BAKANLIĞA VE NÜKLEER DÜZENLEME KURUMU'NA SORULAR
23 Temmuz 2024 tarihi itibarıyla alanda başlatılan çalışmalarla ilgili olarak aşağıda belirtilen sorularımızı yetkili ve görevli Çevre, Şehircilik ve İklim Değişikliği Bakanlığı ile Nükleer Düzenleme Kurumu başta olmak üzere ilgili kurumlara soruyoruz:

- Çalışmalar 10.08.2017 tarihli ÇED Olumlu Kararı verilen proje kapsamında mı yürütülecektir?
-Projede değişiklikler yapıldıysa yeni bir Çevresel Etki Değerlendirmesi süreci yürütülmüş müdür?
-Alandaki radyoaktif ve tehlikeli atıkların uzaklaştırılması konusunda yapılacak çalışmalara ilişkin planların inceleme ve onay süreçleri nasıl yürütülmüştür?
-Çevresel İyileştirme Planı kapsam ve içeriği nedir?
-Bu planda daha önce tespit edilen eksiklikler nelerdir?
-Bu eksiklikler hangi ilave önlemlerle giderilmiş ve planlar onaylanmıştır?
-Alanda hangi teknik ve yöntemlerle çalışma yapılacaktır?
-Alandan uzaklaştırılacak atık miktarı ve niteliği nedir; bu atıklar nasıl taşınacak, nerede ve nasıl bertaraf edilecektir?
-Atıkların ayrıştırılması ve taşınması sırasında ortaya çıkacak çevresel etkilerin önlenmesine yönelik nasıl bir çalışma yürütülecektir?
-Gerek işçi sağlığı ve güvenliği gerekse çevre ve halk sağlığı konularında alınan önlemler nelerdir?
-Alandaki çalışma hangi kurum ve kuruluşlar tarafından yürütülmektedir?
- Alanda yürütülecek çalışmalara ilişkin program, takvim ve süreç nedir?
-Çalışmaların denetimi hangi kurum ve kuruluşlar tarafından yapılmaktadır?
-Alanda çalışan ve çalışmaları denetleyen özel kuruluşlar bünyesindeki 'konusunda uzman ekiplerin' bu alandaki geçmiş deneyim ve uzmanlıkları nelerdir?
-Atıkların miktarına, niteliklerine ve alandaki dağılımına ilişkin tespitleriniz nelerdir?
-Alanda mevcut kirlilik ve etkilerine yönelik izleme ve ölçümler düzenli olarak gerçekleştirilmekte midir?
-Çalışmalarda gömülü atıkların çıkarılması sırasında karşılaşılabilecek acil durumların anında tespiti amacıyla, alanda radyoaktivite ve diğer tehlikeli maddelere yönelik anlık yersel ve atmosferik izleme yapılmakta mıdır?
-Yapılıyorsa şu ana kadar tespit edilen değerler nedir?
-23.07.2024 tarihinden itibaren alanda ne kadar kazı çalışması yapılmış ve malzeme çıkarılmıştır? -Alan dışına çıkarılan malzeme var mıdır, varsa nitelik ve miktarı nedir?
-Çalışmada çıkarılan malzemede radyoaktivite ve diğer tehlikeli maddelere yönelik anlık izleme yapılmakta mıdır ve daha detaylı analizler için numune alınmakta mıdır?
-Yapılıyorsa şu ana kadar tespit edilen değerler nedir? Başlatılan 'temizlik' çalışması sonrasında alanın kullanımı için, 'arazinin yeni sahipleri' tarafından ilgili kurumlara iletilen bir talep ve planlama var mıdır?

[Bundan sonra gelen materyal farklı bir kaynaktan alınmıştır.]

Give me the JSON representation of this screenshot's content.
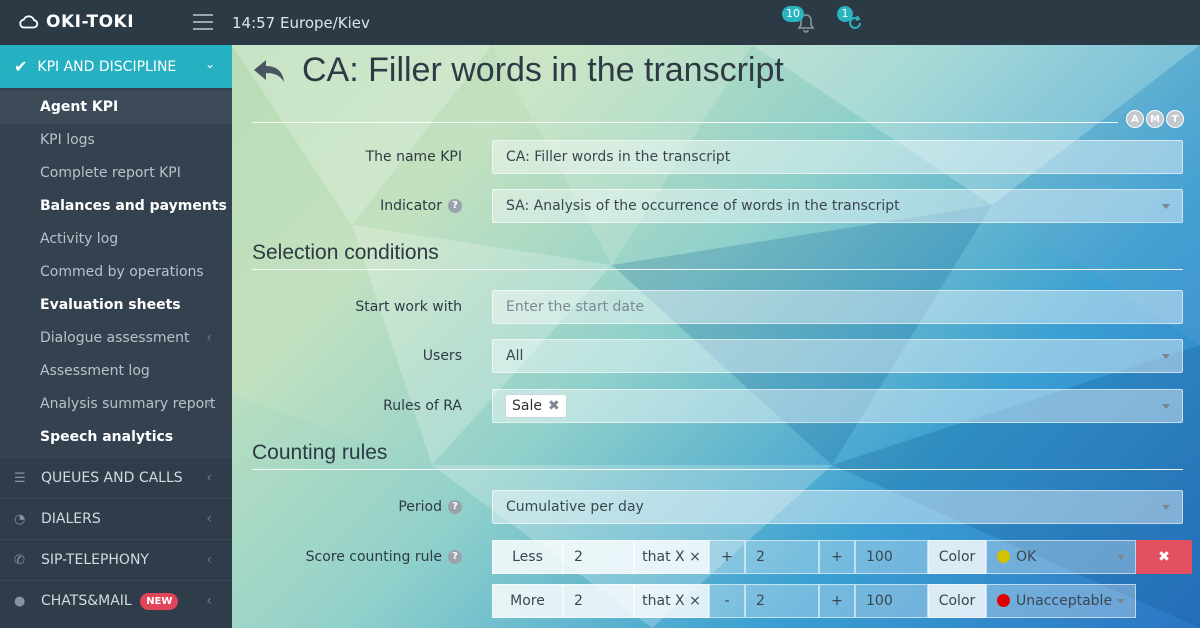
{
  "app": {
    "logo_text": "OKI-TOKI"
  },
  "topbar": {
    "clock": "14:57  Europe/Kiev",
    "notifications_count": "10",
    "sync_count": "1"
  },
  "sidebar": {
    "active_section": "KPI AND DISCIPLINE",
    "sub_items": [
      {
        "label": "Agent KPI"
      },
      {
        "label": "KPI logs"
      },
      {
        "label": "Complete report KPI"
      },
      {
        "label": "Balances and payments"
      },
      {
        "label": "Activity log"
      },
      {
        "label": "Commed by operations"
      },
      {
        "label": "Evaluation sheets"
      },
      {
        "label": "Dialogue assessment"
      },
      {
        "label": "Assessment log"
      },
      {
        "label": "Analysis summary report"
      },
      {
        "label": "Speech analytics"
      }
    ],
    "nav_items": [
      {
        "label": "QUEUES AND CALLS",
        "icon": "list-icon"
      },
      {
        "label": "DIALERS",
        "icon": "clock-icon"
      },
      {
        "label": "SIP-TELEPHONY",
        "icon": "phone-icon"
      },
      {
        "label": "CHATS&MAIL",
        "icon": "chat-icon",
        "badge": "NEW"
      }
    ]
  },
  "page": {
    "title": "CA: Filler words in the transcript",
    "view_toggles": [
      "A",
      "M",
      "T"
    ]
  },
  "form": {
    "name_label": "The name KPI",
    "name_value": "CA: Filler words in the transcript",
    "indicator_label": "Indicator",
    "indicator_value": "SA: Analysis of the occurrence of words in the transcript",
    "selection_title": "Selection conditions",
    "start_label": "Start work with",
    "start_placeholder": "Enter the start date",
    "users_label": "Users",
    "users_value": "All",
    "rules_label": "Rules of RA",
    "rules_tag": "Sale",
    "counting_title": "Counting rules",
    "period_label": "Period",
    "period_value": "Cumulative per day",
    "score_label": "Score counting rule",
    "rules": [
      {
        "cmp": "Less",
        "a": "2",
        "mult": "that X ×",
        "op1": "+",
        "b": "2",
        "op2": "+",
        "c": "100",
        "color_label": "Color",
        "status": "OK",
        "status_color": "#d4c200"
      },
      {
        "cmp": "More",
        "a": "2",
        "mult": "that X ×",
        "op1": "-",
        "b": "2",
        "op2": "+",
        "c": "100",
        "color_label": "Color",
        "status": "Unacceptable",
        "status_color": "#e00000"
      }
    ]
  },
  "colors": {
    "accent": "#26b1c3",
    "sidebar_bg": "#2f3d4a",
    "topbar_bg": "#2c3a46",
    "danger": "#e35060"
  }
}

Sağlıklı Kentlerde Yaşama Hakkımızı' savunan uzman meslek odaları ve kent bileşenleri olarak Gaziemir sürecini dikkatle takip ettiğimizi vurgulayarak; yetkili kurum ve kuruluşları, şeffaf ve denetlenebilir bir süreç yürüterek çevre ve halk sağlığını korumaya ve kamuoyunu sürekli bilgilendirmeye davet ediyoruz. Bu amaçla;

Yukarıdaki soruların tamamının eksiksiz olarak cevaplandırılması, çevresel iyileştirme planı, iş termin planı, analiz raporları ile birlikte konu ile ilgili belgelerin tamamının kamuoyuyla paylaşılması; Alandaki tüm çalışmaların, radyoaktif kirlilik yaşanan alanların temizlenmesi ve rehabilitasyonu konusunda uzman ve benzer iş deneyimine sahip uluslararası akredite kuruluşların denetiminde; ayrıca uzman meslek odaları ve yerel yönetimlerin temsilcileri ile bağımsız uzman/akademisyenlerin katılımıyla kurulacak bir komisyonun gözetiminde gerçekleştirilmesi; Alandaki tüm kirleticilere (radyoaktivite ve diğer tehlikeli maddelere) yönelik sürekli izleme yapılarak ölçüm sonuçlarının paylaşılması ve alana kameralar yerleştirilerek alandaki çalışmaların kamuoyu tarafından sürekli izlenebilir duruma getirilmesi; İlk 3 maddedeki koşullar sağlanıncaya kadar alandaki çalışmaların durdurulması; taleplerimizi ve çağrımızı yetkili ve görevli kurumlara buradan bir kez daha iletiyoruz.